His architectural work included many industrial buildings, among them projects in Padua in 1959, in Marcianise and in Mestre in 1962, in Monza in 1964, and in Cinisello Balsamo in 1973. He also designed a number of railway stations, among them the Milano Certosa and Milano Rogoredo for the Ferrovie dello Stato between 1982 and 1988, and the Porta Venezia and Repubblica stations on the Passante Ferroviario di Milano between 1983 and 1996. Among his other projects were the offices and exhibition space for Snaidero in Majano in Friuli-Venezia Giulia in 1978, and the exhibition centre for the Internazionale Marmi e Macchine – the organisation behind the Fiera Internazionale Marmi e Macchine di Carrara trade fair – in 1992 and 1993.

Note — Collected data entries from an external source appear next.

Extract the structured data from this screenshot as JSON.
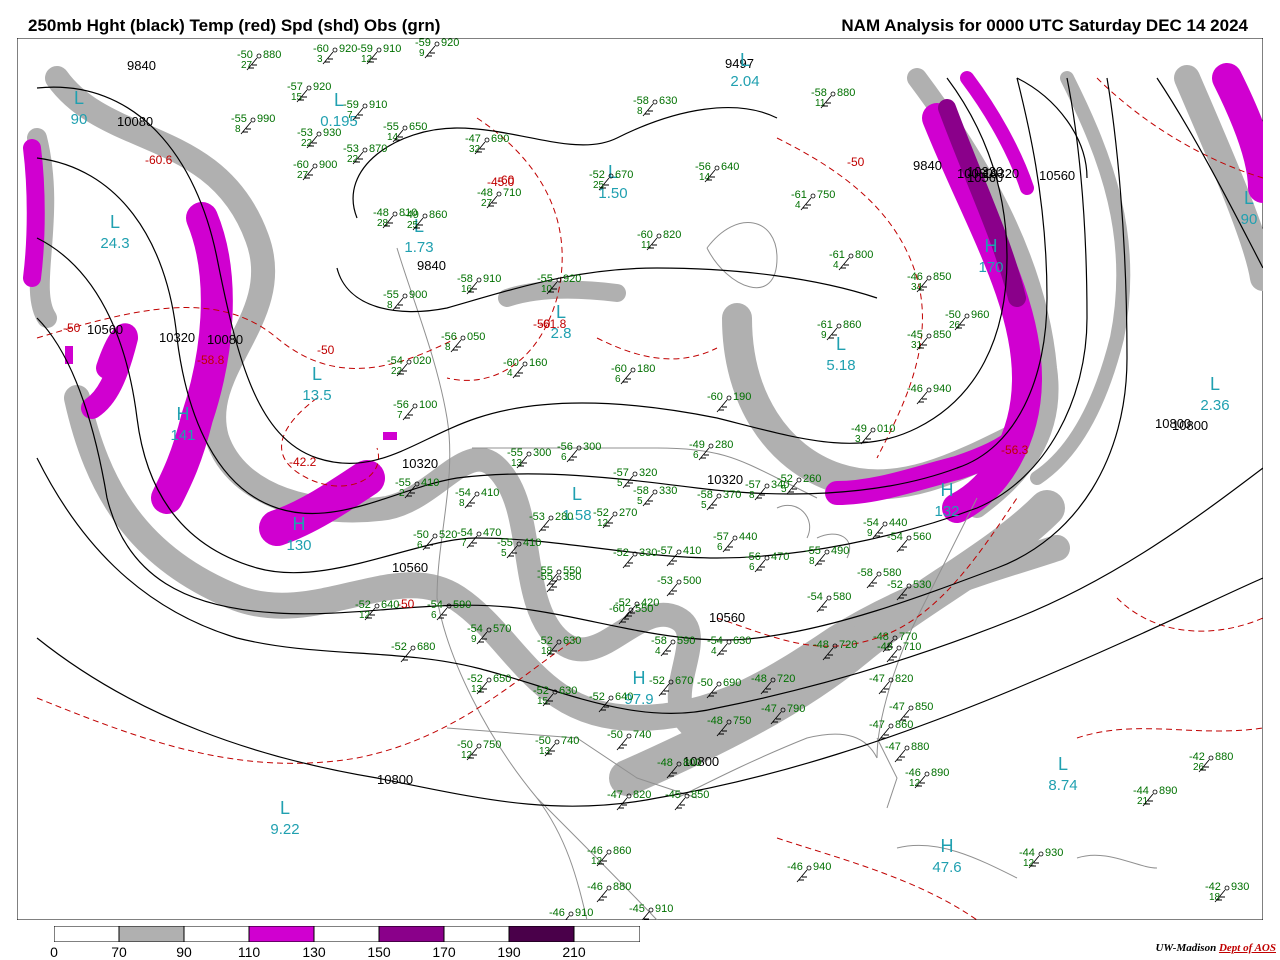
{
  "header": {
    "title_left": "250mb Hght (black) Temp (red) Spd (shd) Obs (grn)",
    "title_right": "NAM Analysis for 0000 UTC Saturday  DEC 14 2024"
  },
  "colors": {
    "height_contour": "#000000",
    "temp_contour": "#c00000",
    "speed_70_90": "#b0b0b0",
    "speed_110_130": "#d000d0",
    "speed_150_170": "#8a008a",
    "speed_190_210": "#4a004a",
    "obs_text": "#007000",
    "hl_labels": "#20a0b0",
    "borders": "#909090"
  },
  "colorbar": {
    "labels": [
      "0",
      "70",
      "90",
      "110",
      "130",
      "150",
      "170",
      "190",
      "210"
    ]
  },
  "height_labels": [
    "9840",
    "10080",
    "9840",
    "10560",
    "10320",
    "10080",
    "10320",
    "10560",
    "10800",
    "10320",
    "10560",
    "10800",
    "9497",
    "9840",
    "10080",
    "10320",
    "10560",
    "10800",
    "10320",
    "10560",
    "10800"
  ],
  "temp_labels": [
    "-60.6",
    "-60",
    "-45.0",
    "-50",
    "-61.8",
    "-58.8",
    "-42.2",
    "-56.3",
    "-50",
    "-50",
    "-50",
    "-50"
  ],
  "hl_markers": [
    {
      "letter": "L",
      "value": "24.3"
    },
    {
      "letter": "H",
      "value": "141"
    },
    {
      "letter": "L",
      "value": "13.5"
    },
    {
      "letter": "H",
      "value": "130"
    },
    {
      "letter": "L",
      "value": "1.73"
    },
    {
      "letter": "L",
      "value": "0.195"
    },
    {
      "letter": "L",
      "value": "2.04"
    },
    {
      "letter": "L",
      "value": "1.50"
    },
    {
      "letter": "L",
      "value": "2.8"
    },
    {
      "letter": "L",
      "value": "1.58"
    },
    {
      "letter": "H",
      "value": "97.9"
    },
    {
      "letter": "L",
      "value": "5.18"
    },
    {
      "letter": "H",
      "value": "170"
    },
    {
      "letter": "H",
      "value": "132"
    },
    {
      "letter": "L",
      "value": "2.36"
    },
    {
      "letter": "L",
      "value": "8.74"
    },
    {
      "letter": "H",
      "value": "47.6"
    },
    {
      "letter": "L",
      "value": "9.22"
    },
    {
      "letter": "L",
      "value": "90"
    },
    {
      "letter": "L",
      "value": "90"
    }
  ],
  "station_obs": [
    {
      "t": "-50",
      "d": "27",
      "h": "880"
    },
    {
      "t": "-60",
      "d": "3",
      "h": "920"
    },
    {
      "t": "-59",
      "d": "12",
      "h": "910"
    },
    {
      "t": "-59",
      "d": "9",
      "h": "920"
    },
    {
      "t": "-57",
      "d": "15",
      "h": "920"
    },
    {
      "t": "-59",
      "d": "7",
      "h": "910"
    },
    {
      "t": "-55",
      "d": "8",
      "h": "990"
    },
    {
      "t": "-53",
      "d": "22",
      "h": "930"
    },
    {
      "t": "-55",
      "d": "14",
      "h": "650"
    },
    {
      "t": "-53",
      "d": "22",
      "h": "870"
    },
    {
      "t": "-60",
      "d": "27",
      "h": "900"
    },
    {
      "t": "-47",
      "d": "32",
      "h": "690"
    },
    {
      "t": "-48",
      "d": "27",
      "h": "710"
    },
    {
      "t": "-58",
      "d": "8",
      "h": "630"
    },
    {
      "t": "-58",
      "d": "11",
      "h": "880"
    },
    {
      "t": "-52",
      "d": "25",
      "h": "670"
    },
    {
      "t": "-56",
      "d": "14",
      "h": "640"
    },
    {
      "t": "-61",
      "d": "4",
      "h": "750"
    },
    {
      "t": "-48",
      "d": "28",
      "h": "810"
    },
    {
      "t": "-49",
      "d": "25",
      "h": "860"
    },
    {
      "t": "-60",
      "d": "11",
      "h": "820"
    },
    {
      "t": "-61",
      "d": "4",
      "h": "800"
    },
    {
      "t": "-58",
      "d": "16",
      "h": "910"
    },
    {
      "t": "-55",
      "d": "10",
      "h": "920"
    },
    {
      "t": "-55",
      "d": "8",
      "h": "900"
    },
    {
      "t": "-46",
      "d": "34",
      "h": "850"
    },
    {
      "t": "-50",
      "d": "26",
      "h": "960"
    },
    {
      "t": "-56",
      "d": "8",
      "h": "050"
    },
    {
      "t": "-61",
      "d": "9",
      "h": "860"
    },
    {
      "t": "-45",
      "d": "31",
      "h": "850"
    },
    {
      "t": "-54",
      "d": "22",
      "h": "020"
    },
    {
      "t": "-60",
      "d": "4",
      "h": "160"
    },
    {
      "t": "-60",
      "d": "6",
      "h": "180"
    },
    {
      "t": "-46",
      "d": "",
      "h": "940"
    },
    {
      "t": "-56",
      "d": "7",
      "h": "100"
    },
    {
      "t": "-60",
      "d": "",
      "h": "190"
    },
    {
      "t": "-49",
      "d": "3",
      "h": "010"
    },
    {
      "t": "-55",
      "d": "13",
      "h": "300"
    },
    {
      "t": "-56",
      "d": "6",
      "h": "300"
    },
    {
      "t": "-49",
      "d": "6",
      "h": "280"
    },
    {
      "t": "-57",
      "d": "5",
      "h": "320"
    },
    {
      "t": "-55",
      "d": "2",
      "h": "410"
    },
    {
      "t": "-54",
      "d": "8",
      "h": "410"
    },
    {
      "t": "-58",
      "d": "5",
      "h": "330"
    },
    {
      "t": "-58",
      "d": "5",
      "h": "370"
    },
    {
      "t": "-57",
      "d": "8",
      "h": "340"
    },
    {
      "t": "-52",
      "d": "5",
      "h": "260"
    },
    {
      "t": "-52",
      "d": "12",
      "h": "270"
    },
    {
      "t": "-53",
      "d": "",
      "h": "280"
    },
    {
      "t": "-50",
      "d": "6",
      "h": "520"
    },
    {
      "t": "-54",
      "d": "7",
      "h": "470"
    },
    {
      "t": "-55",
      "d": "5",
      "h": "410"
    },
    {
      "t": "-55",
      "d": "",
      "h": "550"
    },
    {
      "t": "-52",
      "d": "",
      "h": "330"
    },
    {
      "t": "-57",
      "d": "",
      "h": "410"
    },
    {
      "t": "-57",
      "d": "6",
      "h": "440"
    },
    {
      "t": "-56",
      "d": "6",
      "h": "470"
    },
    {
      "t": "-55",
      "d": "8",
      "h": "490"
    },
    {
      "t": "-54",
      "d": "9",
      "h": "440"
    },
    {
      "t": "-54",
      "d": "",
      "h": "560"
    },
    {
      "t": "-58",
      "d": "",
      "h": "580"
    },
    {
      "t": "-52",
      "d": "12",
      "h": "640"
    },
    {
      "t": "-54",
      "d": "6",
      "h": "590"
    },
    {
      "t": "-55",
      "d": "",
      "h": "350"
    },
    {
      "t": "-53",
      "d": "",
      "h": "500"
    },
    {
      "t": "-60",
      "d": "",
      "h": "550"
    },
    {
      "t": "-54",
      "d": "9",
      "h": "570"
    },
    {
      "t": "-52",
      "d": "18",
      "h": "630"
    },
    {
      "t": "-52",
      "d": "",
      "h": "420"
    },
    {
      "t": "-58",
      "d": "4",
      "h": "590"
    },
    {
      "t": "-54",
      "d": "4",
      "h": "630"
    },
    {
      "t": "-54",
      "d": "",
      "h": "580"
    },
    {
      "t": "-52",
      "d": "",
      "h": "530"
    },
    {
      "t": "-48",
      "d": "",
      "h": "720"
    },
    {
      "t": "-48",
      "d": "",
      "h": "710"
    },
    {
      "t": "-48",
      "d": "",
      "h": "770"
    },
    {
      "t": "-52",
      "d": "",
      "h": "680"
    },
    {
      "t": "-52",
      "d": "13",
      "h": "650"
    },
    {
      "t": "-52",
      "d": "15",
      "h": "630"
    },
    {
      "t": "-52",
      "d": "",
      "h": "640"
    },
    {
      "t": "-52",
      "d": "",
      "h": "670"
    },
    {
      "t": "-50",
      "d": "",
      "h": "690"
    },
    {
      "t": "-48",
      "d": "",
      "h": "720"
    },
    {
      "t": "-47",
      "d": "",
      "h": "820"
    },
    {
      "t": "-48",
      "d": "",
      "h": "750"
    },
    {
      "t": "-47",
      "d": "",
      "h": "790"
    },
    {
      "t": "-47",
      "d": "",
      "h": "850"
    },
    {
      "t": "-47",
      "d": "",
      "h": "860"
    },
    {
      "t": "-47",
      "d": "",
      "h": "880"
    },
    {
      "t": "-50",
      "d": "12",
      "h": "750"
    },
    {
      "t": "-50",
      "d": "13",
      "h": "740"
    },
    {
      "t": "-50",
      "d": "",
      "h": "740"
    },
    {
      "t": "-48",
      "d": "",
      "h": "800"
    },
    {
      "t": "-47",
      "d": "",
      "h": "820"
    },
    {
      "t": "-45",
      "d": "",
      "h": "850"
    },
    {
      "t": "-46",
      "d": "12",
      "h": "890"
    },
    {
      "t": "-46",
      "d": "12",
      "h": "860"
    },
    {
      "t": "-46",
      "d": "",
      "h": "880"
    },
    {
      "t": "-46",
      "d": "",
      "h": "940"
    },
    {
      "t": "-46",
      "d": "",
      "h": "910"
    },
    {
      "t": "-45",
      "d": "",
      "h": "910"
    },
    {
      "t": "-44",
      "d": "12",
      "h": "930"
    },
    {
      "t": "-44",
      "d": "21",
      "h": "890"
    },
    {
      "t": "-42",
      "d": "26",
      "h": "880"
    },
    {
      "t": "-42",
      "d": "18",
      "h": "930"
    }
  ],
  "credit": {
    "org": "UW-Madison",
    "dept": "Dept of AOS"
  }
}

Among Mangiarotti’s most prominent industrial design objects are the Lesbo and Saffo Murano lamps for Artemide in 1966, as well as the Giogali chandeliers for Vistosi in 1967. Further acclaimed designs are his Carrara marble and stone tables relying on gravity joints: Eros, 1971; Incas, 1978; Asolo, 1981. Mangiarotti’s 1980 silver vases and decanters are part of MoMA’s collection.

== Books ==

His book In nome dell'architettura was published by Jaca Book in Milan in 1987.